There are some limitations in this meta-analysis. The number of included studies was small (n = 12 for SVI and 8 for EPE, respectively). Notwithstanding, this is currently the largest collective data providing a summary estimate of the performance of PSMA-PET in determining the local extent of disease in prostate cancer in the setting of initial staging. In addition, even with the small number of studies, we were able to identify meaningful sources of heterogeneity that may have clinical implications. Second, all but two were retrospective single-center studies and therefore have the potential of inherent bias. Prospective multicenter studies may be needed to validate the reported diagnostic performance. Third, nearly all patients included had clinically intermediate-to-high risk prostate cancer, and our results may not translate to those with low-risk disease. Fourth, as we used radical prostatectomy as the reference standard, the results are not directly applicable to patients receiving other treatments (e.g., active surveillance, focal treatment, radiation treatment, or systemic treatment). Fifth, EPE was not stratified by extent in all of the included studies.
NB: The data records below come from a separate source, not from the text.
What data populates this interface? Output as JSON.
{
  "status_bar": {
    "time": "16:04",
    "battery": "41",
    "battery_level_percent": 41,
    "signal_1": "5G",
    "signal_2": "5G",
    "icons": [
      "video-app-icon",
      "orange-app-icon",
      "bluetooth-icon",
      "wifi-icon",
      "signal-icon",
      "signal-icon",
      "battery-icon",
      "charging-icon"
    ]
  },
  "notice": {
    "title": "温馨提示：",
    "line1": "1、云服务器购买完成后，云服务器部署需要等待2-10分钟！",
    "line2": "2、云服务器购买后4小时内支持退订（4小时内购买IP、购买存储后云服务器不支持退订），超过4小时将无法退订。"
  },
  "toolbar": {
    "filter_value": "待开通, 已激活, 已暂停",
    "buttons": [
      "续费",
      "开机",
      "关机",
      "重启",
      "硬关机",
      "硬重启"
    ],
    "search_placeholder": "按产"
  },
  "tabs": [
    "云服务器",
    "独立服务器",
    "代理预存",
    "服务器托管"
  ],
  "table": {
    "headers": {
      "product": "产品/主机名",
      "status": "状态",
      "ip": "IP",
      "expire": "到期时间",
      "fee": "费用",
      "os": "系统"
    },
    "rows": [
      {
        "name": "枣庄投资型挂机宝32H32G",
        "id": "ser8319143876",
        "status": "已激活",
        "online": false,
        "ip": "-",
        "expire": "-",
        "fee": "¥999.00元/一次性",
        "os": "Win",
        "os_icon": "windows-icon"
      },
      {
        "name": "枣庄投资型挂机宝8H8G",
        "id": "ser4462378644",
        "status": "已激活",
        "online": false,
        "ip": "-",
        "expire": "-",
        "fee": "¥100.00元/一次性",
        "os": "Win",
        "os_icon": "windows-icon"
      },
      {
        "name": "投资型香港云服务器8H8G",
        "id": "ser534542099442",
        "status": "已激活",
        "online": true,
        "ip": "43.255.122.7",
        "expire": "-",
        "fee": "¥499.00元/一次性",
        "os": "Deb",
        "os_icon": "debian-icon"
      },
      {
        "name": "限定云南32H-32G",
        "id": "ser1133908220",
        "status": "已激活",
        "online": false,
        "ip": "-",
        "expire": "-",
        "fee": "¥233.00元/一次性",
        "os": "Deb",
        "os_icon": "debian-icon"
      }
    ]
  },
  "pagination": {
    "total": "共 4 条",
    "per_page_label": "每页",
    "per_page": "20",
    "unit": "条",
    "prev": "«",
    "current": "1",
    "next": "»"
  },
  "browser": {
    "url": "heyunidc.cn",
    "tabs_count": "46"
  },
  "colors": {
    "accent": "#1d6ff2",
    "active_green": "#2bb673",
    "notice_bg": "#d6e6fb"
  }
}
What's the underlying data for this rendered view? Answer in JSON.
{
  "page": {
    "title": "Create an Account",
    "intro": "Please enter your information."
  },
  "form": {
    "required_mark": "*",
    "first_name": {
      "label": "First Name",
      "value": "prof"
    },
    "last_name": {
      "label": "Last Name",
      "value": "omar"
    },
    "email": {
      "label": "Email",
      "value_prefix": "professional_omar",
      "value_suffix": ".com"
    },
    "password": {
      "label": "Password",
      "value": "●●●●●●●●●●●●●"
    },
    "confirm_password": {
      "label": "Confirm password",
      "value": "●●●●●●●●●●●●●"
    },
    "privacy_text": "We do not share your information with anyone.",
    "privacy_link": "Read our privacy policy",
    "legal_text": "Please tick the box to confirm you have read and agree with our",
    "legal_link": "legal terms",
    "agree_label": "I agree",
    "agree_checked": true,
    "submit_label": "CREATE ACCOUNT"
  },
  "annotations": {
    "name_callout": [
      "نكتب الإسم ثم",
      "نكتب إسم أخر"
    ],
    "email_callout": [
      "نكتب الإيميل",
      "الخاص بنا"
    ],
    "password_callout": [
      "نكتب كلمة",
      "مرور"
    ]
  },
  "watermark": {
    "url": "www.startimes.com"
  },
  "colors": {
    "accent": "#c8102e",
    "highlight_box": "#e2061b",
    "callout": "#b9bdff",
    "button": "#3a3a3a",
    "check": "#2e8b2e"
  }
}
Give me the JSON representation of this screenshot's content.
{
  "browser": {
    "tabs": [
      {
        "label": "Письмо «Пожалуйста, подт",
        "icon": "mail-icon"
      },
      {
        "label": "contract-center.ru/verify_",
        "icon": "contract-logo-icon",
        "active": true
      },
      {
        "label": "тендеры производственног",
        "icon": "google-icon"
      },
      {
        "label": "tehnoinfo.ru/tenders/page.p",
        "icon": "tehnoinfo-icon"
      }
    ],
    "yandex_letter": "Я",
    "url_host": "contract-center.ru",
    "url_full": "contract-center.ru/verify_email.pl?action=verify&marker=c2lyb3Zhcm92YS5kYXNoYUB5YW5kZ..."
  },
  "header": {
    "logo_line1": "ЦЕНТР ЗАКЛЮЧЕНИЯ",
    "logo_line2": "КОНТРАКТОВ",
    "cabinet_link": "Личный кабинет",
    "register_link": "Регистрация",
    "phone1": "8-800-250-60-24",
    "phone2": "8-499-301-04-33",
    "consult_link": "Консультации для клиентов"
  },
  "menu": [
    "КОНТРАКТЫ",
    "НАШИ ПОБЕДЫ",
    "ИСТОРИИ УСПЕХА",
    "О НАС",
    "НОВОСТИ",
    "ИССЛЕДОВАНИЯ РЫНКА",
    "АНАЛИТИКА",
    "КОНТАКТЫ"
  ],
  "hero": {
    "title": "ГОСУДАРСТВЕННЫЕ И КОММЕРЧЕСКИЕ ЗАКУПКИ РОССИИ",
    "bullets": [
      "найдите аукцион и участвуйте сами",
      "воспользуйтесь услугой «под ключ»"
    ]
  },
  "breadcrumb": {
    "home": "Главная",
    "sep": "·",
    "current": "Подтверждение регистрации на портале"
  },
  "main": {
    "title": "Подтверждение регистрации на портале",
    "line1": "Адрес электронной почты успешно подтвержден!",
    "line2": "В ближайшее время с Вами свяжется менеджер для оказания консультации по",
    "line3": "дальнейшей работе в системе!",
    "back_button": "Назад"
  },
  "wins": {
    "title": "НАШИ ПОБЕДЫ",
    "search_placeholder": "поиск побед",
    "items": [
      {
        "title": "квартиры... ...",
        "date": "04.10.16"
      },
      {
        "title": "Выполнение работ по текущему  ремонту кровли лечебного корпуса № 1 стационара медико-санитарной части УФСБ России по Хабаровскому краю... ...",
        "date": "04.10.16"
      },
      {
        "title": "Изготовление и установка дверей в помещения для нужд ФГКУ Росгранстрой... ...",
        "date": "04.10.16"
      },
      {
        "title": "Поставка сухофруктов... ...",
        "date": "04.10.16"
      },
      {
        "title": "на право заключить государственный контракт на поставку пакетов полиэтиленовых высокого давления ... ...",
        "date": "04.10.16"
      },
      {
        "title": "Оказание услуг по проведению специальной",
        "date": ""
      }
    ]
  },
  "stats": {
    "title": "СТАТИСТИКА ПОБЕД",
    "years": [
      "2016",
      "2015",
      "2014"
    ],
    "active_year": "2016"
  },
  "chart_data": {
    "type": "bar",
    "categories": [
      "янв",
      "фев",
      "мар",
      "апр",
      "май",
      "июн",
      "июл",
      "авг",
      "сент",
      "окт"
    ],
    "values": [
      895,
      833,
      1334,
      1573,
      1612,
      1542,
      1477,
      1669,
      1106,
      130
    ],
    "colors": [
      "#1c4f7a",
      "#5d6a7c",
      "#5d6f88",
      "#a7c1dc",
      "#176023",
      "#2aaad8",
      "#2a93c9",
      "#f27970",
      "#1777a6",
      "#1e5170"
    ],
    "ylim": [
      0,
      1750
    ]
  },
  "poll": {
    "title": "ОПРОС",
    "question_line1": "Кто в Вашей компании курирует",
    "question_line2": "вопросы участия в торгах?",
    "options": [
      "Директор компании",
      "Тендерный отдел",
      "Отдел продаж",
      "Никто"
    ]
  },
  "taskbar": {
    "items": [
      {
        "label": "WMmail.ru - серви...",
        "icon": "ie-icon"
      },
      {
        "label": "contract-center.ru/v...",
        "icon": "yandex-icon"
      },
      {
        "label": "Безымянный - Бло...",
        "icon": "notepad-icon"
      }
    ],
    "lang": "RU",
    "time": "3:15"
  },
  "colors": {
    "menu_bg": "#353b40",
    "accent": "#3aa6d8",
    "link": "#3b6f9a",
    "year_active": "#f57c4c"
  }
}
Investigators have observed trends of increasing sensitivity of MRI in detecting EPE with more extensive degrees of EPE. There may be value in designing future studies on PSMA-PET with assessment of EPE and SVI stratified to extent (e.g., < 1 mm, 1–2 mm, and > 2 mm) (Jager et al. 1996; Rosenkrantz et al. 2013).

Conclusion

PSMA-PET has moderate sensitivity and excellent specificity for assessing the local extent of the tumor in patients with intermediate to high-risk prostate cancer. PET/MRI showed potential for greater sensitivity than PET/CT in assessing SVI. Standardization of image acquisition and interpretation is needed to increase applicability and implementation of our results.